Michel Foucault described the discipline mechanism exercised from the state on its citizens as “biopolitical” form of power exertion. The uprising of Taksim Square was for many Turkish people the public manifestation against the Erdogan administration’s effort to create submissive citizens - both politically and biologically – and thus more easily controlled and manipulated.
When the uprising in Taksim Square broke out, there was an attempt to explain it through the obsolete binary oppositions which have been defining the Turkish public life for many decades. One of them was the debate between the secular and the Islamic character of the state and society in general. Such an explanation partly corresponded to reality, to the extent that the demonstrations taken place in our neighboring country did not only concern environmental issues but also to the extent that some protesters considered their participation in those protests as an opportunity to express their opposition to the government’s pro-Islamic character.
Soon, it became clear to us who took part in the uprising both as demonstrators and researchers that this dipole concerned only a small group of demonstrators and even for them this was only one of the many reasons that reinforced their participation in the protests. The demonstrators’ main concern was undoubtedly the broadening of democracy against what they themselves were and still keep defining as authoritarianism. For most of the groups and individuals who participated in Taksim both the uprooting of the trees in the Gezi park as well as the new legislation regarding alcohol consumption and public display of affection, were seen as a metaphor symbolizing an attempt to control on the one hand, the public space in its material dimension, and the human body within this space on the other.

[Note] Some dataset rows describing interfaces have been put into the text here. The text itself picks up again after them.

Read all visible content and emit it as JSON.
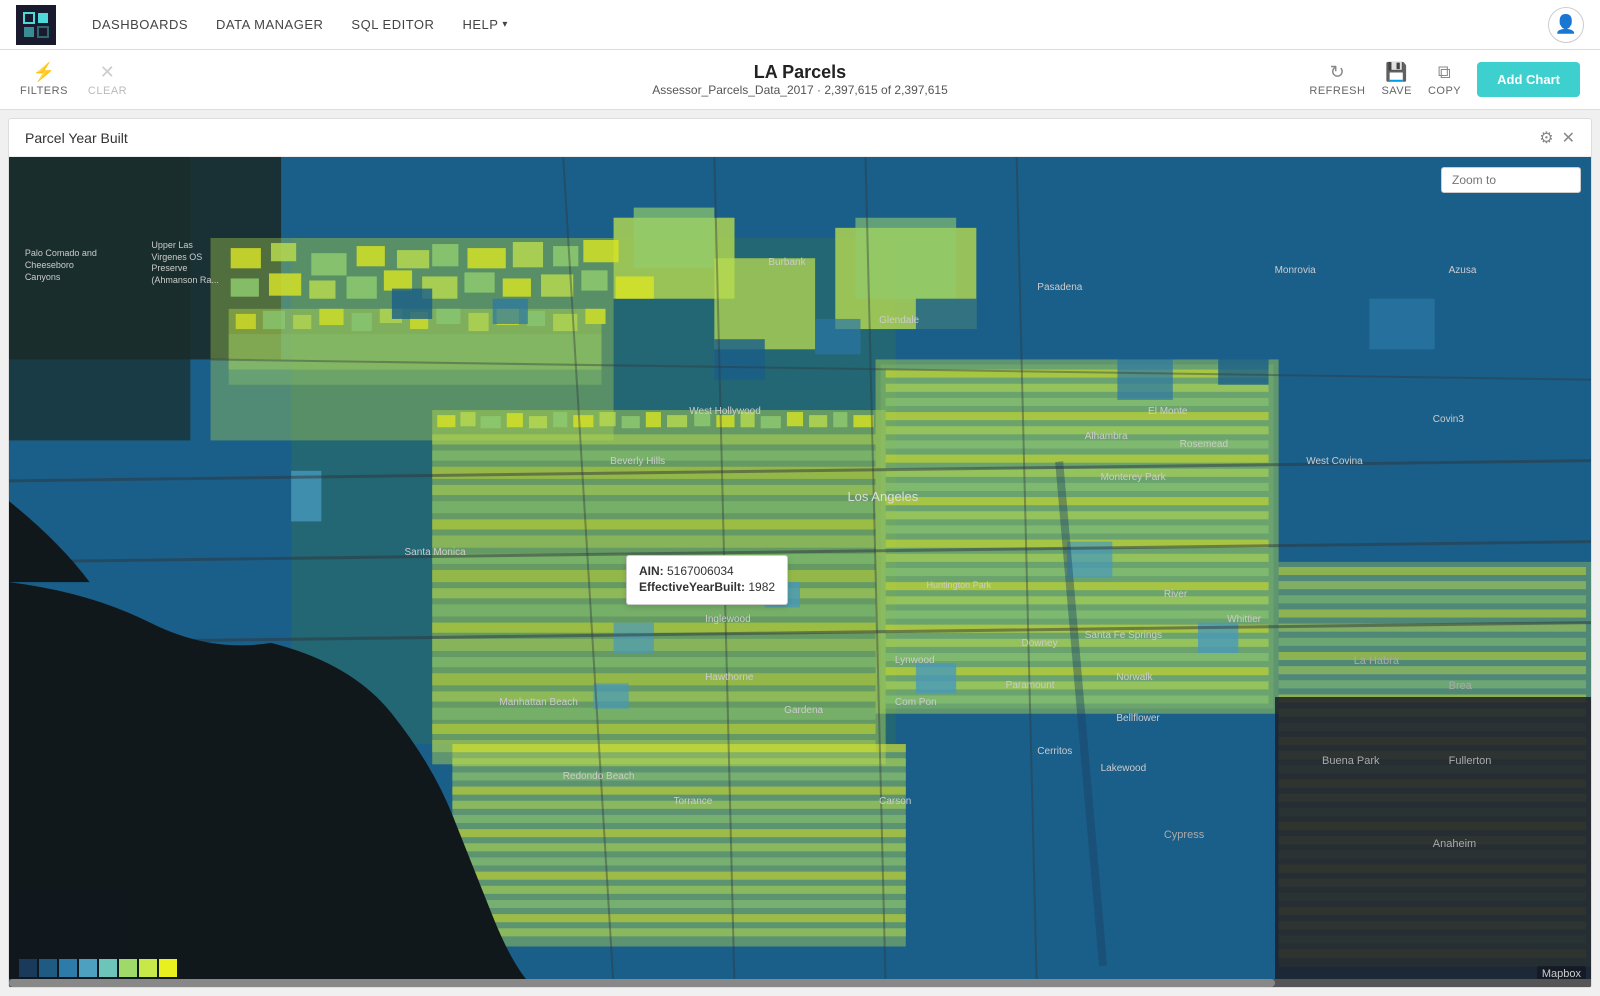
{
  "nav": {
    "logo_alt": "MAPD Logo",
    "links": [
      {
        "label": "DASHBOARDS",
        "id": "dashboards"
      },
      {
        "label": "DATA MANAGER",
        "id": "data-manager"
      },
      {
        "label": "SQL EDITOR",
        "id": "sql-editor"
      },
      {
        "label": "HELP",
        "id": "help",
        "has_arrow": true
      }
    ]
  },
  "toolbar": {
    "filters_label": "FILTERS",
    "clear_label": "CLEAR",
    "title": "LA Parcels",
    "subtitle_dataset": "Assessor_Parcels_Data_2017",
    "subtitle_count": "2,397,615 of 2,397,615",
    "refresh_label": "REFRESH",
    "save_label": "SAVE",
    "copy_label": "COPY",
    "add_chart_label": "Add Chart"
  },
  "map_panel": {
    "title": "Parcel Year Built",
    "zoom_placeholder": "Zoom to",
    "tooltip": {
      "ain_label": "AIN:",
      "ain_value": "5167006034",
      "year_label": "EffectiveYearBuilt:",
      "year_value": "1982"
    },
    "mapbox_attribution": "Mapbox"
  },
  "legend": {
    "colors": [
      "#1a3a5c",
      "#1e5a82",
      "#2d7ba8",
      "#4da0c0",
      "#6dc4b8",
      "#9fd96a",
      "#c8e84a",
      "#e8f020"
    ]
  },
  "city_labels": [
    {
      "name": "Burbank",
      "top": "12%",
      "left": "52%"
    },
    {
      "name": "Glendale",
      "top": "19%",
      "left": "58%"
    },
    {
      "name": "Pasadena",
      "top": "16%",
      "left": "68%"
    },
    {
      "name": "Monrovia",
      "top": "14%",
      "left": "82%"
    },
    {
      "name": "West Hollywood",
      "top": "30%",
      "left": "45%"
    },
    {
      "name": "Beverly Hills",
      "top": "36%",
      "left": "40%"
    },
    {
      "name": "Los Angeles",
      "top": "39%",
      "left": "57%"
    },
    {
      "name": "Alhambra",
      "top": "35%",
      "left": "69%"
    },
    {
      "name": "El Monte",
      "top": "32%",
      "left": "72%"
    },
    {
      "name": "Rosemead",
      "top": "35%",
      "left": "74%"
    },
    {
      "name": "Monterey Park",
      "top": "38%",
      "left": "69%"
    },
    {
      "name": "West Covina",
      "top": "37%",
      "left": "83%"
    },
    {
      "name": "Covin3",
      "top": "32%",
      "left": "90%"
    },
    {
      "name": "Santa Monica",
      "top": "47%",
      "left": "28%"
    },
    {
      "name": "Inglewood",
      "top": "56%",
      "left": "46%"
    },
    {
      "name": "Hawthorne",
      "top": "63%",
      "left": "46%"
    },
    {
      "name": "Manhattan Beach",
      "top": "66%",
      "left": "34%"
    },
    {
      "name": "Gardena",
      "top": "67%",
      "left": "52%"
    },
    {
      "name": "Compton",
      "top": "66%",
      "left": "58%"
    },
    {
      "name": "Paramount",
      "top": "64%",
      "left": "64%"
    },
    {
      "name": "Lynwood",
      "top": "61%",
      "left": "58%"
    },
    {
      "name": "Norwalk",
      "top": "63%",
      "left": "72%"
    },
    {
      "name": "Downey",
      "top": "60%",
      "left": "66%"
    },
    {
      "name": "Bellflower",
      "top": "68%",
      "left": "72%"
    },
    {
      "name": "Santa Fe Springs",
      "top": "59%",
      "left": "68%"
    },
    {
      "name": "Whittier",
      "top": "57%",
      "left": "78%"
    },
    {
      "name": "River",
      "top": "54%",
      "left": "75%"
    },
    {
      "name": "Redondo Beach",
      "top": "75%",
      "left": "38%"
    },
    {
      "name": "Torrance",
      "top": "78%",
      "left": "44%"
    },
    {
      "name": "Carson",
      "top": "78%",
      "left": "58%"
    },
    {
      "name": "Lakewood",
      "top": "74%",
      "left": "72%"
    },
    {
      "name": "Cerritos",
      "top": "72%",
      "left": "68%"
    },
    {
      "name": "Cypress",
      "top": "82%",
      "left": "74%"
    },
    {
      "name": "La Habra",
      "top": "60%",
      "left": "86%"
    },
    {
      "name": "Brea",
      "top": "63%",
      "left": "91%"
    },
    {
      "name": "Buena Park",
      "top": "72%",
      "left": "84%"
    },
    {
      "name": "Fullerton",
      "top": "72%",
      "left": "90%"
    },
    {
      "name": "Anaheim",
      "top": "82%",
      "left": "91%"
    },
    {
      "name": "Palo Comado and Cheeseboro Canyons",
      "top": "12%",
      "left": "1%"
    },
    {
      "name": "Upper Las Virgenes OS Preserve (Ahmanson Ra",
      "top": "11%",
      "left": "6%"
    }
  ]
}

As I have formerly written, one of my students had said that “women in this country are getting sick of being afraid that one government will take their scarf and the other will put it on”
Michel Foucault had described this form of power exertion as biopolitical describing the discipline mechanisms both on political and biological level that control citizens in almost all their activities. Thus, according to Foucault authority centers create submissive beings (politically and biologically) which are more easily controlled and manipulated; In this effort medical science has played a major role legitimating these efforts in several cases.
For instance, smoking tightening has been analyzed as a case of biopolitical control which is legitimated through scientific “truth”. In any case, this means that citizens feel like losing control of their own life even if this policy is allegedly exercised “for their own good” just as in the case of smoking. As the prime-minister of Turkey claimed in an interview during the days of the protests, alcohol regulation was decided having in mind “the citizens’ own good”. However, as protestor friend of mine told me when I asked her about the reasons that made her participate in the demonstrations: “Becasue we want our lives back”. This phrase illustrates that the citizens did not share the prime-minister’s opinion. On the contrary, they demanded less control over both their political and biological existence.
An ethnographic caption from the square may help one understand better the above argument: The group of “Anti- capitalist Muslims” that was actively participating as a separate entity in the demonstrations, obviously did not protest against Islam and in favor of the secular character of the state. Anyone who knows the country’s latest history and the restrictions that until recently were applied (and in some cases they still do) to headscarved women, is well aware that all the previous governments until that of AKP were very rigid regarding those women’s right to headscarf. For example, it is as late as 2009 that headscarved women were allowed to go as such to the University. So, this group of Muslims was not protesting in favour of secularism but for the right of free determination of their bodies over every form of power either secular or pro- Islamic forcing them to dress in a certain way. As I have formerly written, one of my students said that “women in this country are getting sick of being afraid that one government will take their scarf and the other will put it on”. In other words, the movement developed those days in Taksim Square, originates from the country’s secular past that was not more liberal than the present. The attempt of today’s government to tighten alcohol use and public display of affection is seen by them, as a continuation of biopolitical policy that comes from the past.
It is as old as capitalism itself as Antonio Negri reminds us: biopolitical power is not irrelevant to the capitalist system’s economic model and this is the viewpoint under which it should be analyzed. Following this train of thought, the Gezi uprising stems partly from the biopolitical authority of Turkish capitalism either in its secular or in its Islamic version.